PABLO - The vision of the coyotes came to artist Corky Clairmont 20 years ago.
He just didn't know what it was for at the time.
On a warm Wednesday, hundreds of people saw part of Clairmont's vision etched in granite as the Confederated Salish and Kootenai Tribes dedicated the Clairmont-designed Warrior/Veterans Wall of Remembrance at Eagle Circle in front of tribal headquarters.
Tepee poles 65 feet tall rise over the memorial, and serve to welcome Indian veterans both alive and dead back home to their reservation.
Inside the monument, the head of an eagle occupies the tallest piece of granite, and other pieces form the wings that circle around to protect those inside.
On those inside walls, the names of more than 1,200 Indians from the Flathead Reservation who have served their nation are carved into the stone.
There's Louis Charlo, the young man from Evaro who help raise the first American flag on Iwo Jima in 1945, and was killed in action there a week later.
There's Francois Mayuk Caye, an Elmo native and one of 44 Indians from the Flathead Reservation to volunteer during World War I even though, as CSKT chairman E.T. "Bud" Moran noted, Indians had not yet even been granted U.S. citizenship and were not required to serve.
Outside the circle, on the back of the granite wall, a series of landscapes from the Flathead Reservation that all those people left in order to serve are woven together.

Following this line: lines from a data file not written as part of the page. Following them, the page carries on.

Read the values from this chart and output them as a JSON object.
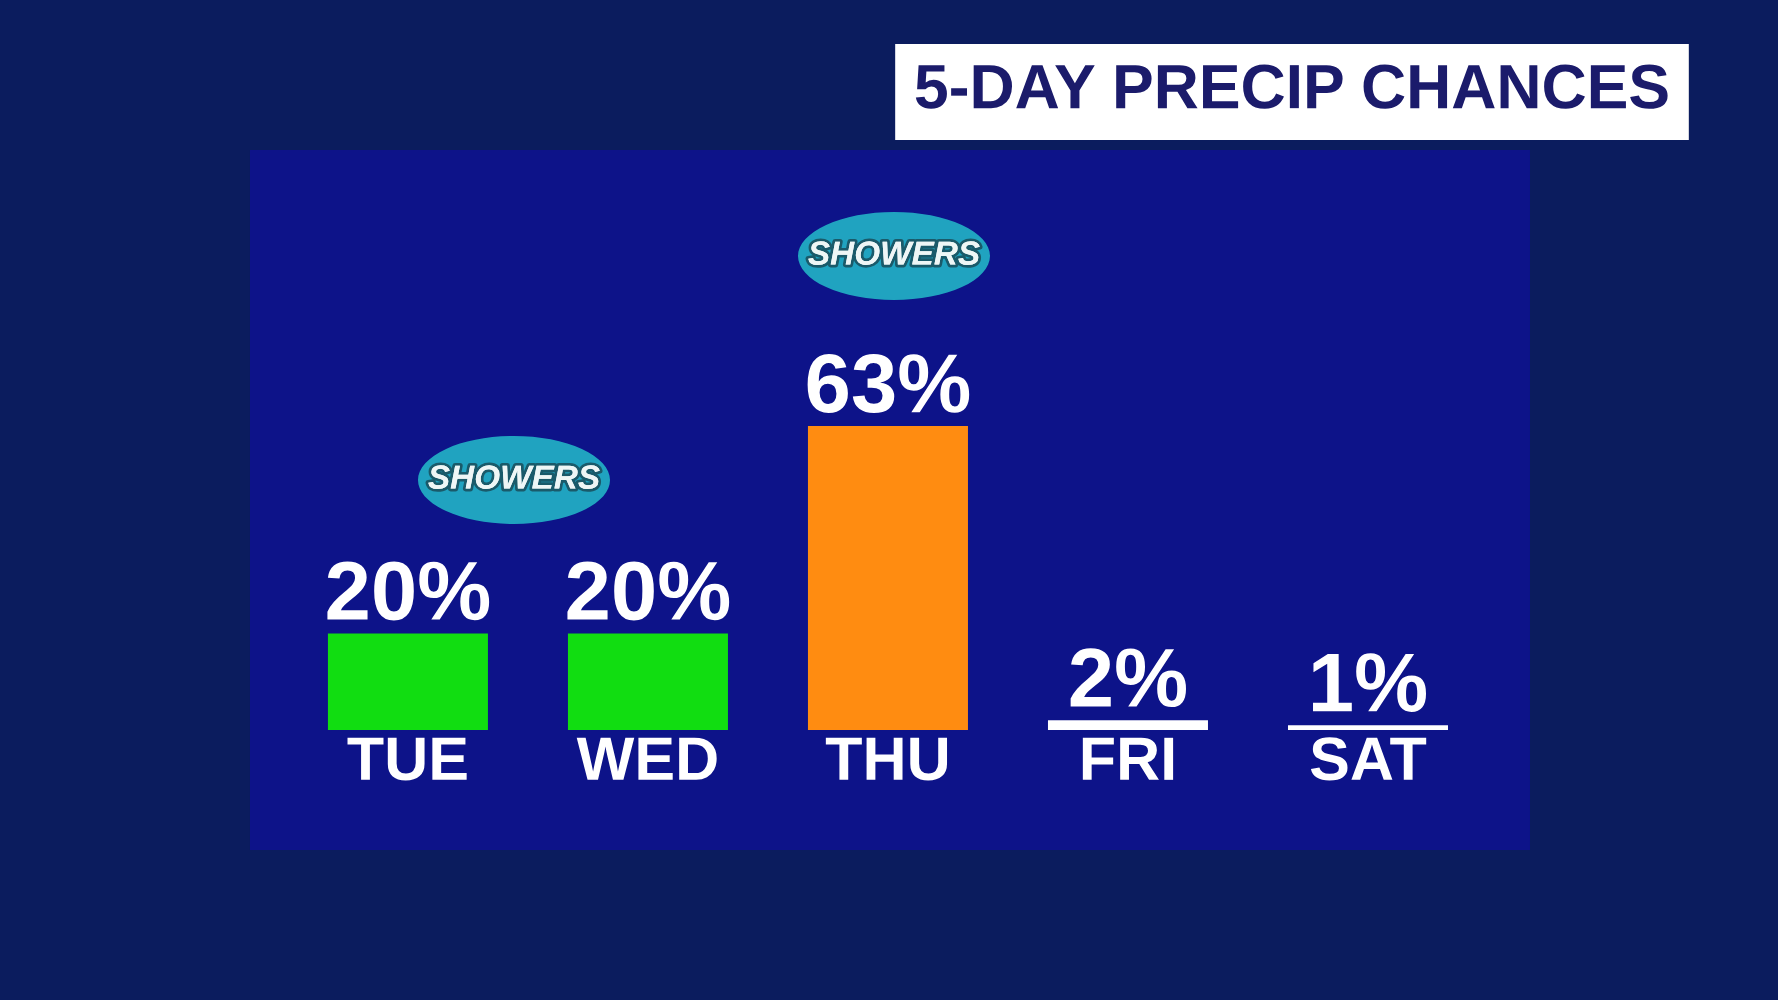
{
  "chart_data": {
    "type": "bar",
    "title": "5-DAY PRECIP CHANCES",
    "categories": [
      "TUE",
      "WED",
      "THU",
      "FRI",
      "SAT"
    ],
    "values": [
      20,
      20,
      63,
      2,
      1
    ],
    "colors": [
      "#11dd11",
      "#11dd11",
      "#ff8c11",
      "#ffffff",
      "#ffffff"
    ],
    "value_labels": [
      "20%",
      "20%",
      "63%",
      "2%",
      "1%"
    ],
    "annotations": [
      "SHOWERS",
      "SHOWERS"
    ],
    "tick_labels": "x"
  }
}
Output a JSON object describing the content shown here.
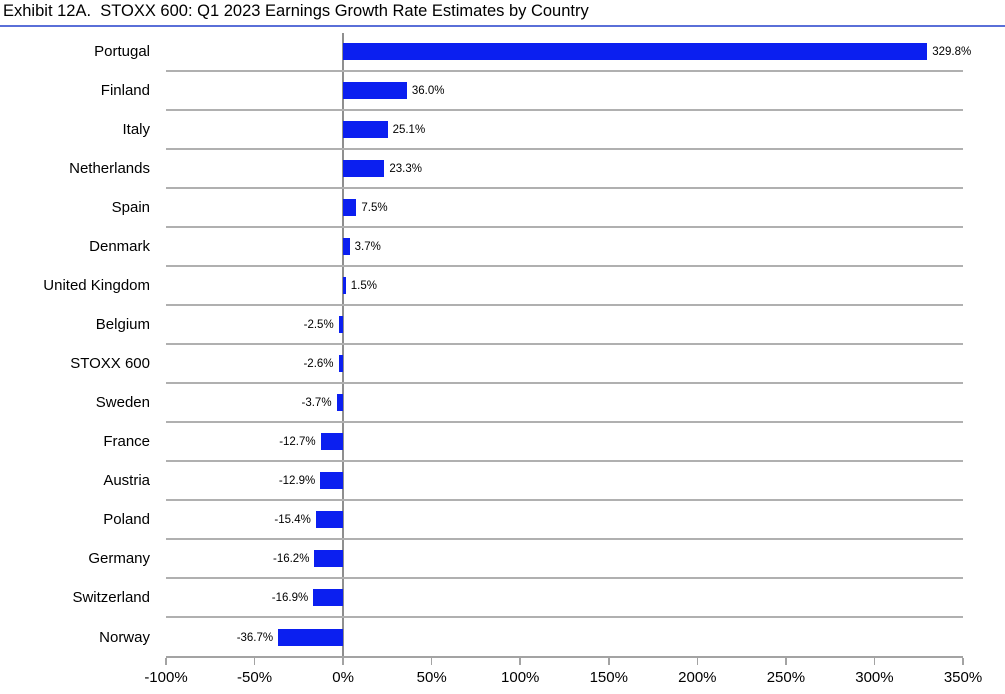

From Chief Cliff on the northern end, to Grey Wolf Peak on the south, Clairmont's artwork shows "the land we have lived on for thousands of years," he says - Indian villages, Wildhorse Island, the white clay cliffs on the Flathead River, the Garden Wall, McDonald Peak.
And in the middle, opposite the eagle head, is the coyote and her pups.
"It's one of the most significant panels, because it brings the tribes together," Clairmont explained after a colorful three-hour dedication ceremony that included a victory dance featuring countless veterans, and the firing of three arrows into a bright blue sky that were retrieved and presented to elders from the reservation's three tribes.
Coyotes, Clairmont said, play an important part in the stories handed down from generation to generation in all the tribes.
"The coyote teaches us our rules, our morality, our lessons to live by," Clairmont said. When talk began four years ago about a monument to Indian veterans at tribal headquarters, Clairmont - who heads the art department at nearby Salish Kootenai College - said he knew where his vision of the coyotes belonged.
The impressive memorial, Clairmont added, "is a small thing, compared to the sacrifices (veterans) made."
"I'd like to take credit for the whole thing, but I can't," he said, noting that many people, including veterans and elders, contributed ideas for the memorial.
The idea for including the 1,200 names, said CSKT facilities manager Sam Barber, came from a photograph inside tribal headquarters showing an Indian couple visiting the Vietnam Veterans Memorial Wall in Washington, D.C., where the names of more than 58,000 killed or missing in action in that war are listed.
"Why can't we do something like that?" Barber said someone asked.
The memorial, which Barber said cost the tribes $400,000 to construct, is a "living" one and has room for another 1,000 names to be added down the road.
Eventually, a nearby kiosk will have a computer where visitors can look up specific names from the memorial for more detailed information on each veteran.
From Clarence Whitworth, the first person listed on the first panel containing names, to Wayde D. Lester, the last name on the last panel, the 1,200 names are listed in no particular order.
There are, Clairmont noted, no tanks or guns, no ships or fighter planes, in the artwork. There is an Indian man and woman riding horseback - the woman with a baby in a cradleboard tied to her horse's side - and a pair of bison carved into the eagle's wings.
There are panels honoring Charlo and Caye, and also insignias for the Coast Guard, Army, Navy, Air Force, Marines and National Guard, each resting on top of eagle feathers.
"The eagle image is the strength of our nation," Clairmont said. "It wraps around you, protects you and watches over you."
Clairmont himself was never in the military, but his father was at Normandy and his brother served multiple tours in Vietnam.
Barney Clairmont, who enlisted in the Army in 1966 and served until 1973, never really successfully transitioned back into civilian life after Vietnam, Corky said.
"There's an adrenaline rush in combat, in the kind of service he was involved with," Clairmont said. "Like a lot of servicemen, he had trouble being a civilian once he got home. He was married, had a child, but there was trouble holding the family unit together."
Barney Clairmont died in a motorcycle accident in Polson in 1981, at the age of 33.
There are many stories, some with happy endings, some without, attached to all 1,200 names now etched in granite.
At Eagle Circle, their families now have a place they can go to remember, to mourn, to honor.